When you really stop to think about it, it’s amazing how much time you spend NOT thinking about your tongue. Despite how important your tongue is for things you do every day, you probably don’t spare it a moment’s thought through all the singing, talking, chewing, and tasting you do in your busy life. However, when something goes wrong, suddenly you can’t ignore your tongue, no matter how hard you try. A burning tongue, particularly when it’s from burning tongue syndrome (sometimes called burning mouth syndrome), can be impossible to ignore. So, what are the main causes of burning tongue (or burning mouth) syndrome, what can be done for it, and what else might be going on if it’s not burning tongue syndrome?
What is Burning Tongue Syndrome?
Burning tongue syndrome or burning mouth syndrome is a condition where your mouth and /or tongue feels like it is on fire, similar to the way it would feel if you physically burned it on hot foods or liquids. It’s not considered dangerous to your overall, long-term health. Still, it is a pain disorder, so it’s not likely something you’re willing and able to ignore if you a dealing with it. Primary burning tongue syndrome has no clear cause and is chronic. Secondary burning tongue syndrome is caused by an underlying condition and may clear up once the underlying problem is corrected.
What Are the Symptoms?
As you might expect, the primary symptom is a feeling like a burn inside your mouth, on the tongue or on other oral surfaces. You might also notice a loss of taste or a strange metallic taste in the mouth. Sometimes, people also report numbness or tingling in the mouth. Dry mouth symptoms, including increased thirst, are also possible.

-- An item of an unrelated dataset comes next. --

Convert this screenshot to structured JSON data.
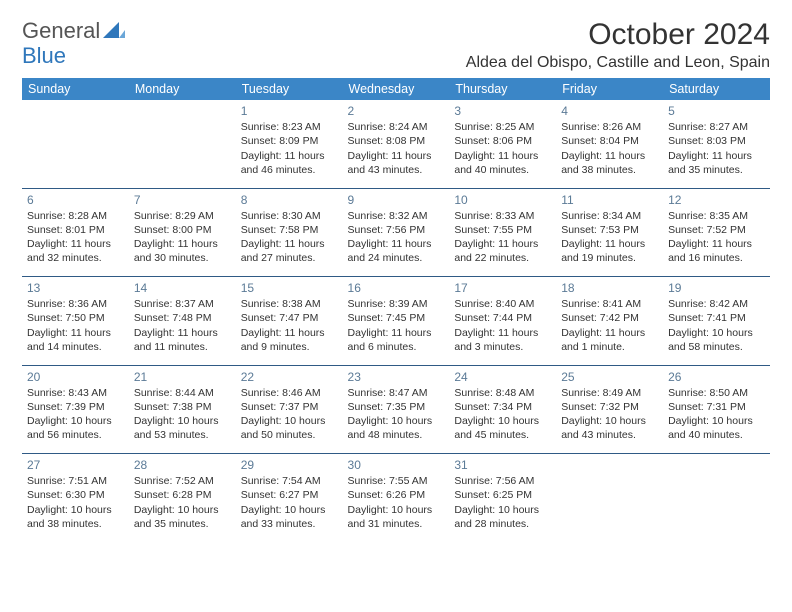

What Causes Burning Tongue (or Burning Mouth) Syndrome?
Sometimes, dry mouth is not just a symptom of burning mouth syndrome; it can be a cause. Some medications can also cause both dry mouth and burning tongue syndrome. Vitamin B12 deficiencies can also leave you with a burning tongue. Infections or reflux, both of which can change your oral pH and make your oral environment more acidic, or physical irritations of your mouth like biting your tongue, grinding your teeth, or scraping your mouth, tongue, and cheeks by brushing too hard can all cause or worsen burning tongue. Allergic reactions are frequent contributors to burning tongue. Stress and anxiety are also factors sometimes. There is also an association between burning tongue syndrome and menopause. However, sometimes, there is no cause found. In that case, it’s called primary burning tongue syndrome or primary burning mouth syndrome.
What Can be Done for This Condition?
If you have an underlying condition that caused the secondary burning tongue syndrome, treating that condition is apt to help your burning mouth resolve. It may be necessary to take B12 vitamin supplements, to change medications to a less irritating formula, or treat oral pH imbalances or oral infections. If allergies are causing the problems, it will be necessary to avoid whatever is causing the reaction. That may mean avoiding certain foods, additives, dyes, or even changing toothpaste to avoid irritating ingredients. If stress or habits like chewing or scraping are contributing to a burning tongue, behavior changes and stress management are likely to be part of your burning tongue management plan. There have been some studies that looked at hormone replacement therapy (HRT) for menopause-related burning mouth syndrome. It appears to help some women with symptoms, but not all, so more study is recommended. For primary burning mouth syndrome, pain-relieving medication, medication to reduce nerve sensitivity, or antidepressant medications are usually recommended to relieve the symptoms since it’s not possible to treat the (unknown) cause.
What If It’s Not Burning Mouth Syndrome?
It’s possible that it’s a simple burn. If your tongue started burning after eating hot foods or having a hot beverage and it clears up on its own in a few days, you likely just burned your tongue. If you have a burning tongue after eating pineapple, that is fairly common. The enzymes in pineapple can irritate your mouth surfaces, particularly if you eat a lot of fresh pineapples. If you love pineapple but not the burning sensation that follows, you can try switching to cooked pineapple, which decreases the enzyme activity of the pineapple.
If you suspect you have this or any oral health condition, be sure to see your dental care team to make sure you have correctly identified any potential problems and are using the best treatment options for you.